La chouette aveugle, Sadegh Hedayat

Digne héritier du suicidaire Sweig, plus sinistre que Kafka, aussi poétique que Reza Qoli, et surtout doté d’un anticonformisme que seul Khayyâm peut égaler. Sadegh Hedayat a été pour moi une révélation, sombre certes, mais envoutante. Son pessimisme, son talent et surtout son univers m’emportèrent loin de mon corps. Mon esprit se laissa trainer par les torrents noirs dont il est le créateur.

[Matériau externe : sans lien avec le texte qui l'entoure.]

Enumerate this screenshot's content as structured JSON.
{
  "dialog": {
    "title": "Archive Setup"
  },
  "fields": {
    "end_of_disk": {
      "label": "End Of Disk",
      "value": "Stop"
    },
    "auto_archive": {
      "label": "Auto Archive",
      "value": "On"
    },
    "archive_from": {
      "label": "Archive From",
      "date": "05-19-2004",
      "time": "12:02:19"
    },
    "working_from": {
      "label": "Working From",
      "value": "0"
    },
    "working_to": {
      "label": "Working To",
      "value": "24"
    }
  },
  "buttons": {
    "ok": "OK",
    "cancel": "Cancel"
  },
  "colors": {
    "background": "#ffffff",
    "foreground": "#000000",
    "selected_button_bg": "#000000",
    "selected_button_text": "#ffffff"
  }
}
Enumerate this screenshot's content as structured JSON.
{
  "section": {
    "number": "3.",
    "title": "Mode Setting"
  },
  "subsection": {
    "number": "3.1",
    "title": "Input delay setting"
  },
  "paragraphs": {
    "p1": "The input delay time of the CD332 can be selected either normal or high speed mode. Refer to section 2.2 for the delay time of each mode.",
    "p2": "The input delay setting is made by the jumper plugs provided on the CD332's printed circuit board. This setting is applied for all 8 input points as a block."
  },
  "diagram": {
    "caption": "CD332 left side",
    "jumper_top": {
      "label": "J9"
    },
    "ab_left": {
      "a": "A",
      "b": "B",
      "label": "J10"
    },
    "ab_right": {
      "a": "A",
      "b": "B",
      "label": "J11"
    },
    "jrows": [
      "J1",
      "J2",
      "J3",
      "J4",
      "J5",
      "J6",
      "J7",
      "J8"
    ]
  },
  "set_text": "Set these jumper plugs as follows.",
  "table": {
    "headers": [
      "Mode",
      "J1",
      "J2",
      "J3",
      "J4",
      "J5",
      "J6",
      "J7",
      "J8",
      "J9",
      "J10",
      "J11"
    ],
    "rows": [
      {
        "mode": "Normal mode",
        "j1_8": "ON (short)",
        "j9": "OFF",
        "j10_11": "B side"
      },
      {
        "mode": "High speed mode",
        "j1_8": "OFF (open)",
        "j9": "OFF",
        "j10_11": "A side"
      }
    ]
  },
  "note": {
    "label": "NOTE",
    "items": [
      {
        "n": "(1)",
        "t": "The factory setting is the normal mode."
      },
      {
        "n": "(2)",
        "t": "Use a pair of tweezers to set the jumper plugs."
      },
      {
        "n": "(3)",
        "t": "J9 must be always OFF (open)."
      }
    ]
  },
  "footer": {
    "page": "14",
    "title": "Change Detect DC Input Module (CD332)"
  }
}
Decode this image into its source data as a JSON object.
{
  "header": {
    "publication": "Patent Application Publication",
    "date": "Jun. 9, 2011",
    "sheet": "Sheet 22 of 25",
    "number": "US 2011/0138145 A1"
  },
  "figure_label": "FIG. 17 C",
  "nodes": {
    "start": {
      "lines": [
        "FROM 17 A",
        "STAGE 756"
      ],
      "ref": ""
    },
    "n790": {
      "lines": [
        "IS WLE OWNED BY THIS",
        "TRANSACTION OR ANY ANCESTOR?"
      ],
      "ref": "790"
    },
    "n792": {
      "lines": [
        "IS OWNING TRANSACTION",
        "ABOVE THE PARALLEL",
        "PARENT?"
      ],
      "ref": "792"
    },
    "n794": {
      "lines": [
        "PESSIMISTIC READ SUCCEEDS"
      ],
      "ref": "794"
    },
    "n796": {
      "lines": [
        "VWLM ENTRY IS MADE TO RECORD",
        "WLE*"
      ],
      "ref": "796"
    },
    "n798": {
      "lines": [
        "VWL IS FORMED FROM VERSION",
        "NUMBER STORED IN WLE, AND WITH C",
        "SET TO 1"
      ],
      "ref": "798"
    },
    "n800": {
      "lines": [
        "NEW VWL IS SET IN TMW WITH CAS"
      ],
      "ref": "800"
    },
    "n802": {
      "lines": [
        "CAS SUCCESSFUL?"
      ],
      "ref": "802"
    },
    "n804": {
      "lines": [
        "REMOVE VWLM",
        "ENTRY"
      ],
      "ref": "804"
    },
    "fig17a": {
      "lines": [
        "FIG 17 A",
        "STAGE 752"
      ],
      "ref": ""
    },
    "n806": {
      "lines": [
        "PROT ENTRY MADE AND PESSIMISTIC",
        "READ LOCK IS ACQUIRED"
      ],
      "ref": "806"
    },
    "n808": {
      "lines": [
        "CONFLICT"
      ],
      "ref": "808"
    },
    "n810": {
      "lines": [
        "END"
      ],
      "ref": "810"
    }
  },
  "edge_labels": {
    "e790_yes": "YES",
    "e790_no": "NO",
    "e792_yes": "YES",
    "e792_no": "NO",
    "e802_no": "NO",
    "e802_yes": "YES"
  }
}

La chouette aveugle est le chef d’œuvre de celui qui se donnera la mort dans un petit appartement parisien situé rue de Championnet. Il constitue la pièce maitresse de son œuvre intégrale ainsi que l’accomplissement de toute une pensée.

Hedayat n’est pas un conteur, et son écrit l’illustre. L’histoire en elle-même ne vous tiendra pas en haleine. Après 179 pages, on se retrouve devant un choix : continuer de lire tout en se laissant entrainer par une valse sombre de sentiments et d’émotions ou arrêter le flot et ne suivre que l’histoire. Si vous voulez mon avis, je vous conseille de faire les deux. Une lecture pour suivre l’histoire, une autre pour se laisser submerger par les émotions. Après tout, un livre se consomme autant de fois qu’on le veuille.

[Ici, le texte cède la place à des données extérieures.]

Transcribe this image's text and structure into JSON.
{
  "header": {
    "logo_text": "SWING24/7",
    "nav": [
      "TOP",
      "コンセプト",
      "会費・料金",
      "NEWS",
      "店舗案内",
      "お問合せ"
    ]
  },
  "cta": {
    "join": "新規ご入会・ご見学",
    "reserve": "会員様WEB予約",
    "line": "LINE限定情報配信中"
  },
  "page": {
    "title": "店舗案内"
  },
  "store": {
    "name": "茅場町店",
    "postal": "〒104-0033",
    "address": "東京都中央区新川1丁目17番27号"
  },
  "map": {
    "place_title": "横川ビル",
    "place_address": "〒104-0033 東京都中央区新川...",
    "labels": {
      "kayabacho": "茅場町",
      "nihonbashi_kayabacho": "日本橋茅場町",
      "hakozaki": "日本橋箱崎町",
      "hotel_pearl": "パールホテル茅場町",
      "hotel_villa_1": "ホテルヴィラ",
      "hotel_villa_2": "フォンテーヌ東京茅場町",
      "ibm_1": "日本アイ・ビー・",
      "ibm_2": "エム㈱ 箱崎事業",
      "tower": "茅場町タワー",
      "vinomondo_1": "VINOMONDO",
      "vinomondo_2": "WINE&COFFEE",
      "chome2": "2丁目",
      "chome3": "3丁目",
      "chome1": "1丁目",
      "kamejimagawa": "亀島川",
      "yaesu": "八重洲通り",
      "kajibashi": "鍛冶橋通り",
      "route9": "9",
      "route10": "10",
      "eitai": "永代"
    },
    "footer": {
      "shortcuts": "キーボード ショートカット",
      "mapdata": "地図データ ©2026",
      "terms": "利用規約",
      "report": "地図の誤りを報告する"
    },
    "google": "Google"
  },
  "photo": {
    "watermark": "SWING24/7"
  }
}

Il est des plaies qui, pareilles à la lèpre, rongent l’âme, lentement, dans la solitude.

Les critiques ont toujours comparé Sadegh à Kafka, pourtant là où le deuxième déteste les métaphores, le premier en use sans modération. Comment pourrait-il en être différemment ? Sa culture persane lui impose l’utilisation de l’image. Il ne peut faire autrement.

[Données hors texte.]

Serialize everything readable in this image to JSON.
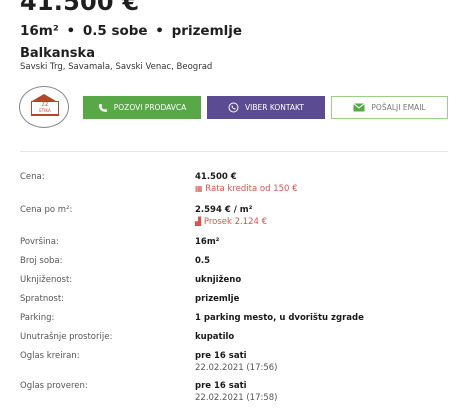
{
  "header": {
    "price": "41.500 €",
    "area": "16m²",
    "rooms": "0.5 sobe",
    "floor": "prizemlje",
    "separator": "•",
    "street": "Balkanska",
    "location": "Savski Trg, Savamala, Savski Venac, Beograd"
  },
  "logo": {
    "text": "ZiZ",
    "subtext": "ETIKA"
  },
  "buttons": {
    "call": "POZOVI PRODAVCA",
    "viber": "VIBER KONTAKT",
    "email": "POŠALJI EMAIL"
  },
  "details": [
    {
      "label": "Cena:",
      "value": "41.500 €",
      "sub": "Rata kredita od 150 €",
      "sub_style": "red"
    },
    {
      "label": "Cena po m²:",
      "value": "2.594 € / m²",
      "sub": "Prosek 2.124 €",
      "sub_style": "red"
    },
    {
      "label": "Površina:",
      "value": "16m²"
    },
    {
      "label": "Broj soba:",
      "value": "0.5"
    },
    {
      "label": "Uknjiženost:",
      "value": "uknjiženo"
    },
    {
      "label": "Spratnost:",
      "value": "prizemlje"
    },
    {
      "label": "Parking:",
      "value": "1 parking mesto, u dvorištu zgrade"
    },
    {
      "label": "Unutrašnje prostorije:",
      "value": "kupatilo"
    },
    {
      "label": "Oglas kreiran:",
      "value": "pre 16 sati",
      "sub": "22.02.2021 (17:56)",
      "sub_style": "gray"
    },
    {
      "label": "Oglas proveren:",
      "value": "pre 16 sati",
      "sub": "22.02.2021 (17:58)",
      "sub_style": "gray"
    }
  ],
  "colors": {
    "call": "#59a847",
    "viber": "#5b4b93",
    "email_border": "#9bcf8a",
    "accent_red": "#d9534f"
  }
}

Le profit que lui apporte cette technique et d’autant plus amplifié par la beauté de ses mots. Les répétitions font partie de son style. Une astuce qui enjolive les textes orientaux, mais dont les Occidentaux n’usent pas. Elle est considérée souvent comme un vice de style. Roger Lescotla la garde pour la traduction qu’il effectue en français en 1953. Sans doute ne pouvait-il faire sans. Mais, rassurez vous la technique donne un bon effet et l’écrit ne fait qu’embellir dans la langue de Victor Hugo.

Pour une raison mystérieuse, ce livre est l’un de mes favoris. Il illustre cette force qui ébranle mon optimisme et mon amour pour le genre humain. Une partie sombre que je m’efforce de cacher, mais qui est pourtant bien là.